Yes..........I had TN and ON although I didn't know it at the time. I thought I had some serious tooth infections and I begged my Dentist to pull some of my teeth because the pain was so bad. After pulling a couple of teeth at different times my Dentist told me he would not be pulling anymore no matter how much I begged because the teeth that he did pull did not look bad at all. It was then that he mentioned that I may have TN. This pain eventually went away. (Thank God). This type of nerve pain is horrid. It also affected one of my ears.
It is my opinion now that it was internal shingles and that TN is a result of that. Of course you can't see a rash with internal shingles but shingles causes some of the worst nerve pain ever.
I'm currently watching a YouTube video (link below) on oral focal infections, and natural ways to treat them. At about the 19:00 min. mark (where the video starts), he says he believes 95% of trigeminal neuralgia stems from a tooth extraction gone bad.
I thought that was so astounding, I immediately did a search on PR with trigeminal in the title and found this thread. There are obviously other reasons a person can get TN such as an accident, or a viral infection. But it seems to me that oral infections are quite likely often the causative factor.

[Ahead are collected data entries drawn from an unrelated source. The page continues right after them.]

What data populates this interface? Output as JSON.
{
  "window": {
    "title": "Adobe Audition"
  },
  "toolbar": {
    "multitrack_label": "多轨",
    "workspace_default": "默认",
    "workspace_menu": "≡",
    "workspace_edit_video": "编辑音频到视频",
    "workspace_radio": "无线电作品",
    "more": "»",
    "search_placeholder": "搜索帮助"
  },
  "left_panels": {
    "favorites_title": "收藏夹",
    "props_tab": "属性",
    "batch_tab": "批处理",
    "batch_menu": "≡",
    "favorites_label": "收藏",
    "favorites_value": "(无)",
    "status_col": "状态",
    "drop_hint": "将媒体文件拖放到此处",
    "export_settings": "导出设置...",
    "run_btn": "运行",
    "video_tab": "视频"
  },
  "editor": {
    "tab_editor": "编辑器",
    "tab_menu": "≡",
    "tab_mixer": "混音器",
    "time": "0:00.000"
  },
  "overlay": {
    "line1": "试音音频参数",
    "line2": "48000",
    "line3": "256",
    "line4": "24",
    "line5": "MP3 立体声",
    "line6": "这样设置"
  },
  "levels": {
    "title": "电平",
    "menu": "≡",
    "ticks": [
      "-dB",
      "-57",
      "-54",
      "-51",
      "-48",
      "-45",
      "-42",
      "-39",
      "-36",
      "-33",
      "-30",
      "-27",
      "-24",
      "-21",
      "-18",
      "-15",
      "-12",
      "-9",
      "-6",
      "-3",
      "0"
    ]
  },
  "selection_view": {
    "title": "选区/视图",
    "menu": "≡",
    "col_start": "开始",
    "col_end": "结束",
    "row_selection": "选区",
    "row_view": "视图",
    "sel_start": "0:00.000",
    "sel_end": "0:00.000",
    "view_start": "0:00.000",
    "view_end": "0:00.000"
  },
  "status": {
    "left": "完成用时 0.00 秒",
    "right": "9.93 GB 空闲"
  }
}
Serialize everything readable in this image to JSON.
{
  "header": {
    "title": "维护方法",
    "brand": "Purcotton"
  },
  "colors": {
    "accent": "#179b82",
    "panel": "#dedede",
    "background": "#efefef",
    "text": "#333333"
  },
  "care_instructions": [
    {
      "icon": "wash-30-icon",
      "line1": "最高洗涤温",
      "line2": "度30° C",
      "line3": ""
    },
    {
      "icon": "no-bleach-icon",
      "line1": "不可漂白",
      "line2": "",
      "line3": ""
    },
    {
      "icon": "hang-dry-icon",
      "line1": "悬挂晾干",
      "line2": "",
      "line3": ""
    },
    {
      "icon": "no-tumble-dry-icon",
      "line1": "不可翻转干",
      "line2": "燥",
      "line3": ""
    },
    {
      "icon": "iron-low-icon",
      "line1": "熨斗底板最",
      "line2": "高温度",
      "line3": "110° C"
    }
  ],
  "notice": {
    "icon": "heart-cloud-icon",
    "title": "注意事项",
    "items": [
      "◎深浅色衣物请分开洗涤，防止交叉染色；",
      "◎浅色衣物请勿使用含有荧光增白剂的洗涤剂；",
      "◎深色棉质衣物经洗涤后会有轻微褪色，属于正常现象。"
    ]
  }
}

Dr. Nunnally also mentions other health issues caused by oral infections, including chronic fatigue. If somebody has both chronic fatigue and TN, then it seems worth considering they could both have the same cause, and that it could be coming from an oral infection.
When TN is caused by a cavitation site, it appears (as I recall) to almost always be from an old wisdom tooth extraction site. So the TN pain doesn't necessarily need to be adjacent to the teeth closest to it.